Je vous dirai que c'est une Confédération qui est installée dans un site historique, ce qui représente des charges de fonctionnement qui deviennent de plus en plus lourdes.
Quand on entend que ces associations ont des membres qui vieillissent et dont le nombre diminue, c'est également une réalité.
Alors, je pense qu'il faut peut-être encourager ces associations quand elles ont une activité surtout quand il s'agit des combattants volontaires de la Résistance. C'est difficile de se maintenir dans le centre de Paris et dans ce genre de quartier.
Je voudrais vous rappeler simplement, Monsieur LE GARREC, que si cette confédération nationale est installée dans le premier arrondissement, c'est parce qu'elle occupe un lieu historique, l'ancien siège de sinistre mémoire du P.P.F. de Jacques Doriot qui a été pris d'assaut par le groupe franc lors des combats de la Libération de Paris et que, depuis lors, cette Confédération nationale des combattants volontaires de la Résistance est installée dans ce site historique.
Je crois que notre Assemblée s'honore en permettant à cette association de conserver cette installation.
Voilà, Monsieur LE GARREC, ce que je voulais vous répondre.
M. Michel BULTÉ, adjoint, président. - Merci, Monsieur LEGARET.
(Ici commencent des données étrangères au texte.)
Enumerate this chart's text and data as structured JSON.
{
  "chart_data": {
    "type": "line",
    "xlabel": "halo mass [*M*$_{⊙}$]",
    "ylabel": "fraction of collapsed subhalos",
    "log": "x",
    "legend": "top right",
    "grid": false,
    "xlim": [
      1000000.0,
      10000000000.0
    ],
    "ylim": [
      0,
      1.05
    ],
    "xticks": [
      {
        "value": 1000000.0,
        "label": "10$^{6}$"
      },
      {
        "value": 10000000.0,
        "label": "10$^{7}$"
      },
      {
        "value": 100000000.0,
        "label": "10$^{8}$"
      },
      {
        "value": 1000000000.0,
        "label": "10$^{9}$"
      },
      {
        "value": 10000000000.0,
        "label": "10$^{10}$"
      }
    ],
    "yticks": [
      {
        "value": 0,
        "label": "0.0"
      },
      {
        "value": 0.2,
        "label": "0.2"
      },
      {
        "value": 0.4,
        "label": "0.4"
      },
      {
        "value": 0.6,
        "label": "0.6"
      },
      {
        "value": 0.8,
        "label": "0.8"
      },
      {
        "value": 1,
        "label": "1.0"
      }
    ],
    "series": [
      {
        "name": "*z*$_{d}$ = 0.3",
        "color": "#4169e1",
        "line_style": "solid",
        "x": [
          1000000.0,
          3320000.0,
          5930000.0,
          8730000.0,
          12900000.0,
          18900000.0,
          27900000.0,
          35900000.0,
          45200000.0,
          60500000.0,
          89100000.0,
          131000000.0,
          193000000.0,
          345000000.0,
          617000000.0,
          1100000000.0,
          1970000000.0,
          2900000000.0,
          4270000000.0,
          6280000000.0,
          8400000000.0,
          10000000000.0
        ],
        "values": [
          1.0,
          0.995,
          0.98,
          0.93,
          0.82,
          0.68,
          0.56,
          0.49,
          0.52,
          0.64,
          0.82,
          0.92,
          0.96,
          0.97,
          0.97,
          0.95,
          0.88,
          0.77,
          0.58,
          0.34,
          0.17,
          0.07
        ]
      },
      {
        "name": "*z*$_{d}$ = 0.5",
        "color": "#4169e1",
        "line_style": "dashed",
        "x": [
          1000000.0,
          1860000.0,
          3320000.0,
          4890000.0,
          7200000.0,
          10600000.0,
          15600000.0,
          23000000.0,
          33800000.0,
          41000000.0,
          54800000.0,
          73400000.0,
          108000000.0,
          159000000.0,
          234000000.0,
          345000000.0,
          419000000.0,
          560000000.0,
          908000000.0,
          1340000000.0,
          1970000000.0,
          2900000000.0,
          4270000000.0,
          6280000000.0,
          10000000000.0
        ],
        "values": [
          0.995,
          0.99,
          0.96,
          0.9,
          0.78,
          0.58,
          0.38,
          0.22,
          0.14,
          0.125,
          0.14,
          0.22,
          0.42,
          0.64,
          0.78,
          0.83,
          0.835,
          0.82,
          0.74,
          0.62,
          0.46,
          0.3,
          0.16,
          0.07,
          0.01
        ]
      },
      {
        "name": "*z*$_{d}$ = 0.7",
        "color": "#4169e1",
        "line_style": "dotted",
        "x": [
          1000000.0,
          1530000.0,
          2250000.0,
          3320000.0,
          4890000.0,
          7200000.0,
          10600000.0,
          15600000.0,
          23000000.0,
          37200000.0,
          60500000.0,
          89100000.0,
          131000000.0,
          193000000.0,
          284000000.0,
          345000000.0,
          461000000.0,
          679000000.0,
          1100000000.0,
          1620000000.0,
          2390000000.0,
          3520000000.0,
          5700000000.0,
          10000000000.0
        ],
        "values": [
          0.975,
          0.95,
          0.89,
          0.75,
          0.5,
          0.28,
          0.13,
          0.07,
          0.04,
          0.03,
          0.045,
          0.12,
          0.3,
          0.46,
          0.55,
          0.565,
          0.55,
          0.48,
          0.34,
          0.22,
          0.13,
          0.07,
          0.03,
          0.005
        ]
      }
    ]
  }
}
Monsieur LE GARREC, vous voulez ajouter un mot ?
M. Alain LE GARREC. - M. LEGARET ne répond pas vraiment parce qu'il s'imagine que je ne suis pas d'accord avec la subvention. Bien au contraire, j'estime que les 100.000 F ne sont peut-être pas assez. !
Je crois que vous n'avez pas bien écouté. Ce qui m'inquiète c'est la fameuse phrase qui est inscrite dans la délibération comme quoi beaucoup d'associations d'anciens combattants ont un certain nombre de difficultés que j'appellerai structurelles.
Je vous suggère qu'on fasse une étude sur ces associations de façon à ce que les subventions qu'on est amené à leur donner correspondent effectivement aux besoins parce que je crois que ces associations, jusqu'à leur dernier souffle, sont une nécessité.
C'est la vraie question que je pose, et sur cette question-là, Monsieur LEGARET, vous ne me répondez pas.
M. Michel BULTÉ, adjoint, président. - Voulez-vous ajouter un mot, Monsieur LEGARET ?
M. Jean-François LEGARET, adjoint, rapporteur. - Je rassure M. LE GARREC, c'est un travail qui est fait de manière très sérieuse, approfondie et en liaison étroite avec les responsables de ces associations.
M. Michel BULTÉ, adjoint, président. - Merci, Monsieur LEGARET.
Je mets aux voix, à main levée, le projet de délibération P 694.
Qui est pour ?
Contre ?
Abstentions ?
Le projet de délibération est adopté à l'unanimité. (1998, P 694).
M. Michel BULTÉ, adjoint, président. - Je mets aux voix, à main levée, le projet de délibération ASES 41.
Qui est pour ?
Contre ?
Abstentions ?
Le projet de délibération est adopté à la majorité, M. REVEAU s'étant abstenu. (1998, ASES 41).